Рассказ Ортанс действительно был наполнен весьма забавными подробностями правления английского короля Карла II, хотя… смотря что следует считать забавным…
Один из ярчайших фигурантов той эпохи, Карл II, король Англии и Шотландии, был сыном короля Карла I, казненного при диктатуре Оливера Кромвеля.

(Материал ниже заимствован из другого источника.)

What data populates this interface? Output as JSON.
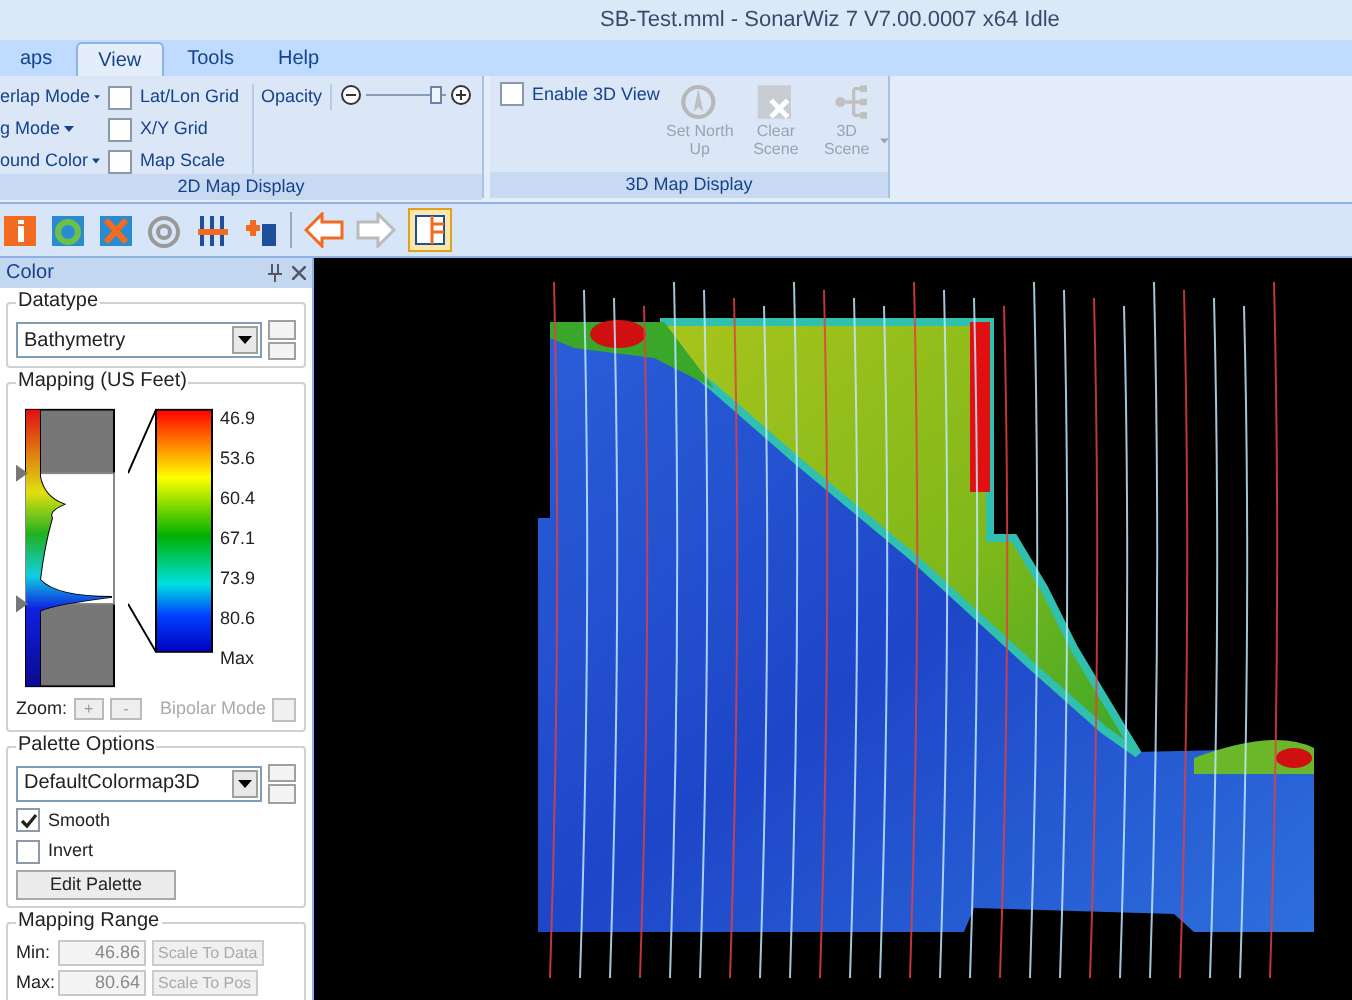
{
  "window": {
    "title": "SB-Test.mml - SonarWiz 7 V7.00.0007 x64  Idle"
  },
  "tabs": [
    {
      "label": "aps",
      "selected": false
    },
    {
      "label": "View",
      "selected": true
    },
    {
      "label": "Tools",
      "selected": false
    },
    {
      "label": "Help",
      "selected": false
    }
  ],
  "ribbon": {
    "group_2d": {
      "label": "2D Map Display",
      "menus": [
        "erlap Mode",
        "g Mode",
        "ound Color"
      ],
      "checkboxes": [
        {
          "label": "Lat/Lon Grid",
          "checked": false
        },
        {
          "label": "X/Y Grid",
          "checked": false
        },
        {
          "label": "Map Scale",
          "checked": false
        }
      ],
      "opacity": {
        "label": "Opacity",
        "level": 0.88
      }
    },
    "group_3d": {
      "label": "3D Map Display",
      "checkbox": {
        "label": "Enable 3D View",
        "checked": false
      },
      "buttons": [
        {
          "label": "Set North Up",
          "kind": "compass",
          "disabled": true,
          "dropdown": false
        },
        {
          "label": "Clear Scene",
          "kind": "clear",
          "disabled": true,
          "dropdown": false
        },
        {
          "label": "3D Scene",
          "kind": "scene",
          "disabled": true,
          "dropdown": true
        }
      ]
    }
  },
  "panel": {
    "title": "Color",
    "datatype": {
      "label": "Datatype",
      "value": "Bathymetry"
    },
    "mapping": {
      "label": "Mapping (US Feet)",
      "scale_labels": [
        "46.9",
        "53.6",
        "60.4",
        "67.1",
        "73.9",
        "80.6",
        "Max"
      ],
      "zoom_label": "Zoom:",
      "zoom_buttons": [
        "+",
        "-"
      ],
      "bipolar": {
        "label": "Bipolar Mode",
        "checked": false,
        "disabled": true
      }
    },
    "palette": {
      "label": "Palette Options",
      "value": "DefaultColormap3D",
      "options": [
        {
          "label": "Smooth",
          "checked": true
        },
        {
          "label": "Invert",
          "checked": false
        }
      ],
      "button": "Edit Palette"
    },
    "range": {
      "label": "Mapping Range",
      "rows": [
        {
          "label": "Min:",
          "value": "46.86",
          "button": "Scale To Data",
          "disabled": true
        },
        {
          "label": "Max:",
          "value": "80.64",
          "button": "Scale To Pos",
          "disabled": true
        }
      ]
    }
  }
}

Он вернулся на родину 29 мая 1660 года, ознаменовав своим возвращением из изгнания реставрацию королевского дома Стюартов.

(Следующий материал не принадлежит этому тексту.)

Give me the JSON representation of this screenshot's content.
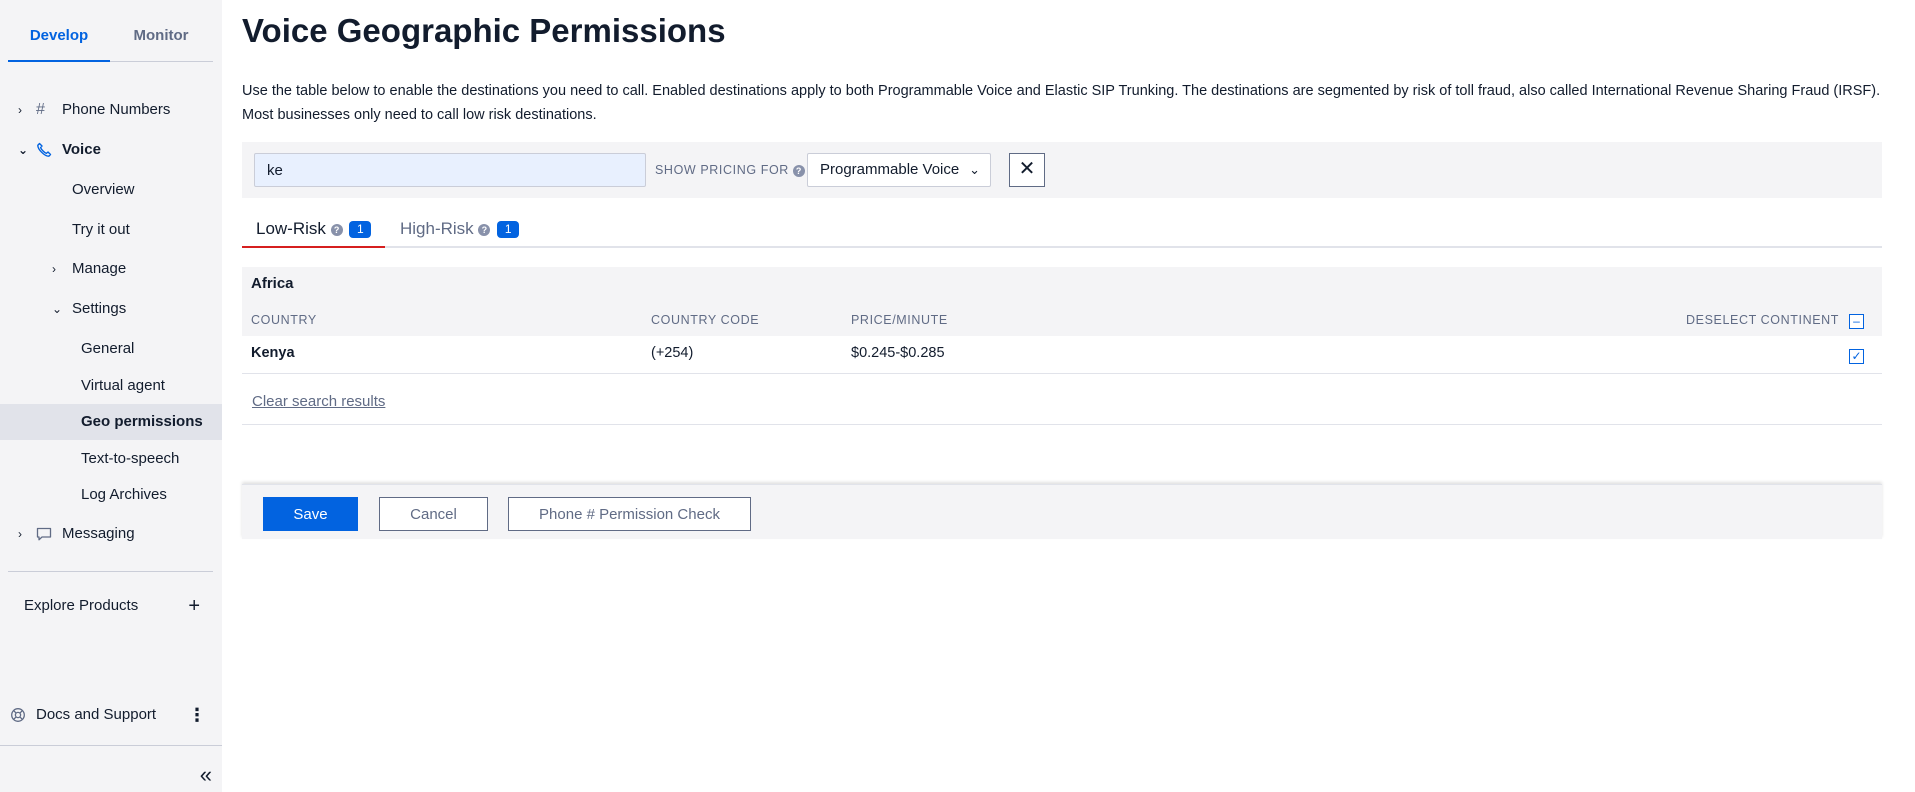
{
  "sidebar": {
    "tabs": [
      {
        "label": "Develop",
        "active": true
      },
      {
        "label": "Monitor",
        "active": false
      }
    ],
    "phone_numbers": "Phone Numbers",
    "voice": "Voice",
    "overview": "Overview",
    "try_it_out": "Try it out",
    "manage": "Manage",
    "settings": "Settings",
    "general": "General",
    "virtual_agent": "Virtual agent",
    "geo_permissions": "Geo permissions",
    "text_to_speech": "Text-to-speech",
    "log_archives": "Log Archives",
    "messaging": "Messaging",
    "explore_products": "Explore Products",
    "docs_and_support": "Docs and Support"
  },
  "page": {
    "title": "Voice Geographic Permissions",
    "description": "Use the table below to enable the destinations you need to call. Enabled destinations apply to both Programmable Voice and Elastic SIP Trunking. The destinations are segmented by risk of toll fraud, also called International Revenue Sharing Fraud (IRSF). Most businesses only need to call low risk destinations."
  },
  "filter": {
    "search_value": "ke",
    "pricing_label": "SHOW PRICING FOR",
    "pricing_selected": "Programmable Voice"
  },
  "risk_tabs": [
    {
      "label": "Low-Risk",
      "count": "1",
      "active": true
    },
    {
      "label": "High-Risk",
      "count": "1",
      "active": false
    }
  ],
  "table": {
    "continent": "Africa",
    "headers": {
      "country": "COUNTRY",
      "country_code": "COUNTRY CODE",
      "price_minute": "PRICE/MINUTE",
      "deselect_continent": "DESELECT CONTINENT"
    },
    "rows": [
      {
        "country": "Kenya",
        "code": "(+254)",
        "price": "$0.245-$0.285",
        "checked": true
      }
    ],
    "clear_search": "Clear search results"
  },
  "actions": {
    "save": "Save",
    "cancel": "Cancel",
    "permission_check": "Phone # Permission Check"
  },
  "colors": {
    "accent": "#0263e0",
    "active_tab_underline": "#d61f1f",
    "sidebar_bg": "#f4f4f6"
  }
}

Англия буквально потрясла его тупой покорностью пуританскому засилью, которое прошило своими нитями все сферы бытия, став не только духовным, но и административным тоталитаризмом.
Таковы были последствия правления Кромвеля.
Чтобы иметь представление о пуританстве, достаточно знать, например, что в их общинах был чрезвычайно развит культ отца, настолько развит, что считалось чем-то само собой разумеющимся решение суда в одном из городов южной Шотландии о казни ребенка, ударившего своего родителя.
Существовал официальный запрет на увеселения, особенно во время Пасхи и Рождества. Посещение церкви по средам и воскресеньям было строго обязательным. Нарушителей этого предписания неотвратимо ожидало тюремное заключение.
Пуританский проповедник Томас Холл в 1654 году издал памфлет под названием «Отвратительность длинных волос…», где сурово осуждалось не только ношение пышных причесок, но также применение румян, мушек и прочих, по мнению автора, средств разжигания похоти у представителей сильного пола.
Краска для лица названа в памфлете «знаком шлюхи», как, впрочем, и декольте, которое приличествует только лишь падшим женщинам, тем, кто «распахивает окна лавки, чтобы привлечь покупателей».